Alan Cantwell (born 1968) is an Irish journalist, presenter and newsreader, best known as the former anchor of TV3 News at 5.30 and later the 5.30.

==Career==
Cantwell began his broadcasting career at the age of seventeen working in pirate radio in Dublin. He spent a number of years working with Capitol Radio under the pseudonym of Dave Carney. He later joined legitimate radio when he moved to Clare FM in the early 1990s. He spent five years here as head of news and current affairs. He subsequently became editor-in-chief of Independent Network News (INN) in Dublin. He later joined 98FM as host of a popular late-night chat show.
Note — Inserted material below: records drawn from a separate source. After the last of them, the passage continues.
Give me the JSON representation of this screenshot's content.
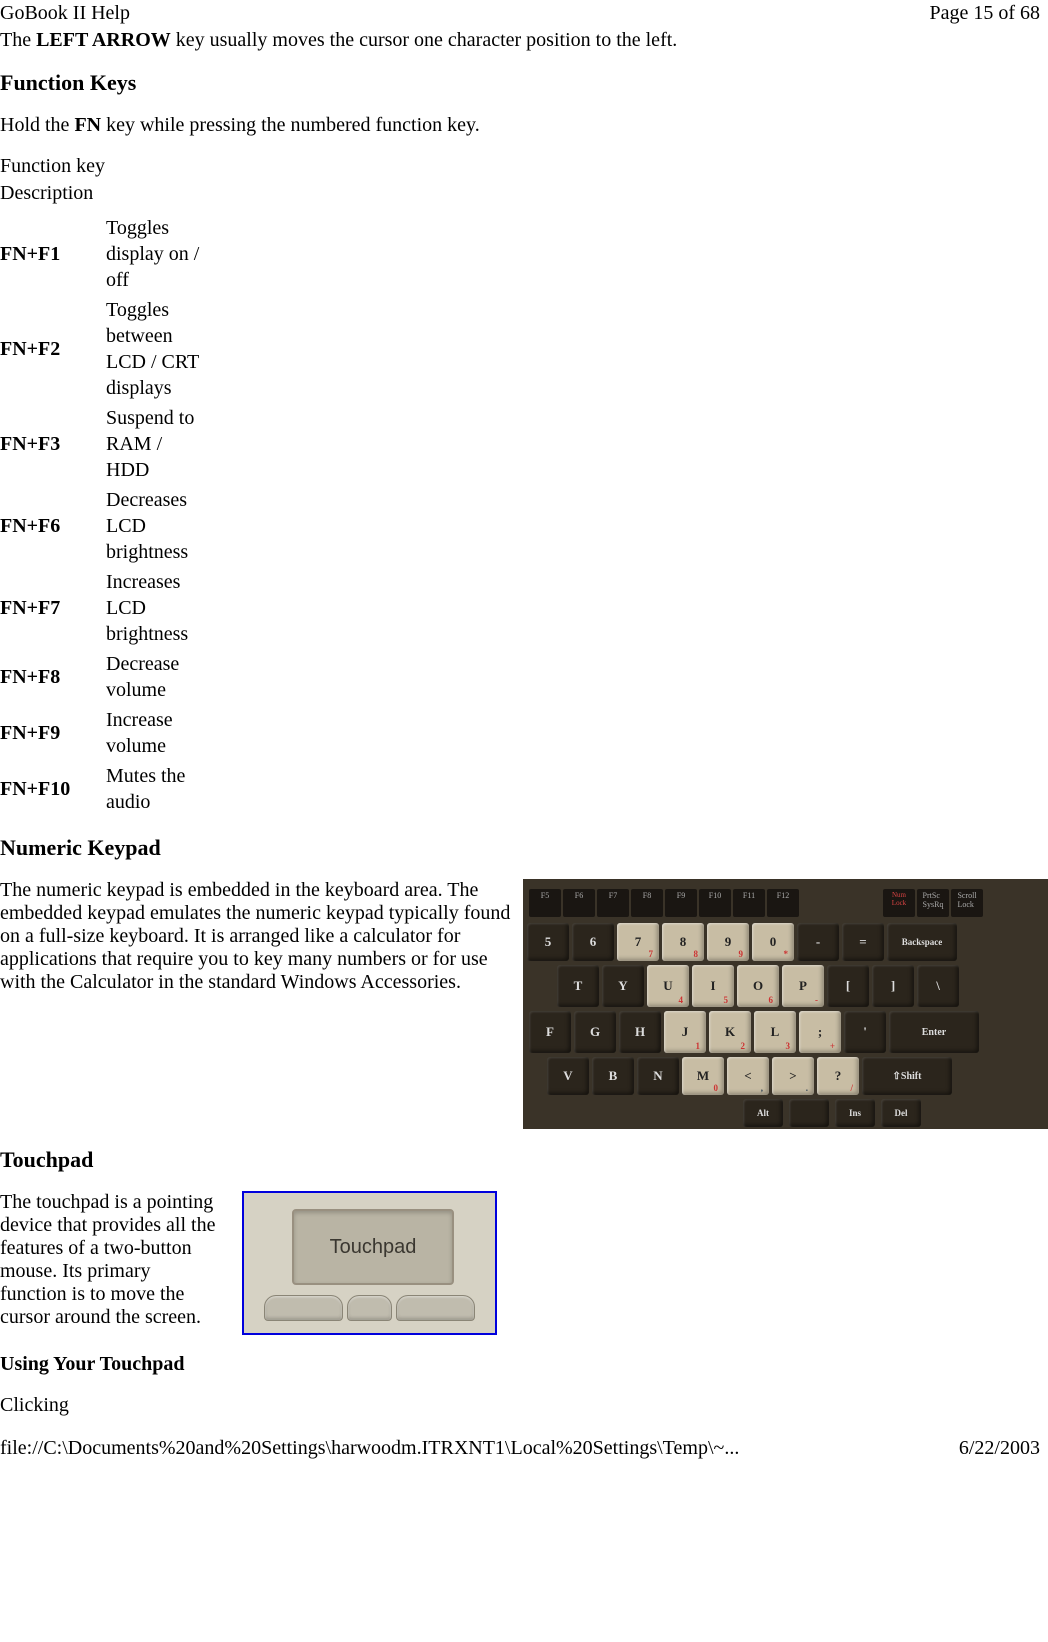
{
  "header": {
    "left": "GoBook II Help",
    "right": "Page 15 of 68"
  },
  "intro": {
    "prefix": "The ",
    "key": "LEFT ARROW",
    "suffix": " key usually moves the cursor one character position to the left."
  },
  "section_fk": {
    "heading": "Function Keys",
    "desc_prefix": "Hold the ",
    "desc_key": "FN",
    "desc_suffix": " key while pressing the numbered function key.",
    "th1": "Function key",
    "th2": "Description",
    "rows": [
      {
        "key": "FN+F1",
        "desc": "Toggles display on / off"
      },
      {
        "key": "FN+F2",
        "desc": "Toggles between LCD / CRT displays"
      },
      {
        "key": "FN+F3",
        "desc": "Suspend to RAM / HDD"
      },
      {
        "key": "FN+F6",
        "desc": "Decreases LCD brightness"
      },
      {
        "key": "FN+F7",
        "desc": "Increases LCD brightness"
      },
      {
        "key": "FN+F8",
        "desc": "Decrease volume"
      },
      {
        "key": "FN+F9",
        "desc": "Increase volume"
      },
      {
        "key": "FN+F10",
        "desc": "Mutes the audio"
      }
    ]
  },
  "section_numpad": {
    "heading": "Numeric Keypad",
    "text": "The numeric keypad is embedded in the keyboard area.   The embedded keypad emulates the numeric keypad typically found on a full-size keyboard.   It is arranged like a calculator for applications that require you to key many numbers or for use with the Calculator in the standard Windows Accessories."
  },
  "keyboard": {
    "frow": [
      "F5",
      "F6",
      "F7",
      "F8",
      "F9",
      "F10",
      "F11",
      "F12"
    ],
    "frow_extra": [
      {
        "l1": "Num",
        "l2": "Lock",
        "red": true
      },
      {
        "l1": "PrtSc",
        "l2": "SysRq"
      },
      {
        "l1": "Scroll",
        "l2": "Lock"
      }
    ],
    "r1": [
      {
        "t": "5"
      },
      {
        "t": "6"
      },
      {
        "t": "7",
        "hl": true,
        "sub": "7"
      },
      {
        "t": "8",
        "hl": true,
        "sub": "8"
      },
      {
        "t": "9",
        "hl": true,
        "sub": "9"
      },
      {
        "t": "0",
        "hl": true,
        "sub": "*"
      },
      {
        "t": "-",
        "sub": ""
      },
      {
        "t": "="
      },
      {
        "t": "Backspace",
        "wide": "wide"
      }
    ],
    "r2": [
      {
        "t": "T"
      },
      {
        "t": "Y"
      },
      {
        "t": "U",
        "hl": true,
        "sub": "4"
      },
      {
        "t": "I",
        "hl": true,
        "sub": "5"
      },
      {
        "t": "O",
        "hl": true,
        "sub": "6"
      },
      {
        "t": "P",
        "hl": true,
        "sub": "-"
      },
      {
        "t": "["
      },
      {
        "t": "]"
      },
      {
        "t": "\\"
      }
    ],
    "r3": [
      {
        "t": "F"
      },
      {
        "t": "G"
      },
      {
        "t": "H"
      },
      {
        "t": "J",
        "hl": true,
        "sub": "1"
      },
      {
        "t": "K",
        "hl": true,
        "sub": "2"
      },
      {
        "t": "L",
        "hl": true,
        "sub": "3"
      },
      {
        "t": ";",
        "hl": true,
        "sub": "+"
      },
      {
        "t": "'"
      },
      {
        "t": "Enter",
        "wide": "xwide"
      }
    ],
    "r4": [
      {
        "t": "V"
      },
      {
        "t": "B"
      },
      {
        "t": "N"
      },
      {
        "t": "M",
        "hl": true,
        "sub": "0"
      },
      {
        "t": "<",
        "hl": true,
        "subblue": ","
      },
      {
        "t": ">",
        "hl": true,
        "subblue": "."
      },
      {
        "t": "?",
        "hl": true,
        "sub": "/"
      },
      {
        "t": "⇧Shift",
        "wide": "xwide"
      }
    ],
    "r5": [
      {
        "t": "Alt",
        "small": true
      },
      {
        "t": "",
        "small": true
      },
      {
        "t": "Ins",
        "small": true
      },
      {
        "t": "Del",
        "small": true
      }
    ]
  },
  "section_touchpad": {
    "heading": "Touchpad",
    "text": "The touchpad  is a pointing device that provides all the features of a two-button mouse.   Its primary function is to move the cursor around the screen.",
    "label": "Touchpad",
    "sub_heading": "Using Your Touchpad",
    "clicking": "Clicking"
  },
  "footer": {
    "path": "file://C:\\Documents%20and%20Settings\\harwoodm.ITRXNT1\\Local%20Settings\\Temp\\~...",
    "date": "6/22/2003"
  }
}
In 1998 Cantwell joined TV3 when the new station launched in September that year. Until November 2012 . Cantwell was the station's lead male newsreader. When TV3 launched Midday in 2008, Cantwell was included as one of the presenters along with Colette Fitzpatrick and Martin King. His stint in this role proved controversial and earned him the nickname "Alan Rantwell"; he was dropped from the programme after just a year as presenter. His removal was part of a wider shake-up of the programme.

In May 2011, Cantwell fronted TV3's television coverage of Queen Elizabeth II's state visit to Ireland.

On 22 November 2012, Cantwell announced that he is to leave TV3 and he subsequently resigned from his position as TV3 news anchor on 4 January 2013.

On 28 November 2012, he was startled live on air by a loud noise which visibly shook him.

In October 2015 it was announced that Cantwell would be returning to the station after a two-year absence.

In May 2016 Cantwell resigned from TV3 again, to take up the post of press advisor to Mary Mitchell O'Connor after the Dún Laoghaire TD was appointed to Cabinet as jobs minister. In November 2016 it was announced he was resigning, citing “personal reasons”.

Since leaving TV3 (now Virgin Media Television) in 2016 Cantwell has been involved in the publishing industry and has acted as both a presenter and new reader on Newstalk & LMFM. He has cover presented Breakfast Briefing on Newstalk and was formerly the presenter of a the news and current affairs show of The Agenda on LMFM. He has also presented other shows for Newstalk. He currently holds a senior role in publishing industry in Ireland (educational publishing) and also continues his work with Newstalk and LMFM as a journalist & presenter. He currently is a public relations executive in the educational books publishing industry in Ireland along with his radio work.

==Personal life==
Cantwell is married and has two children.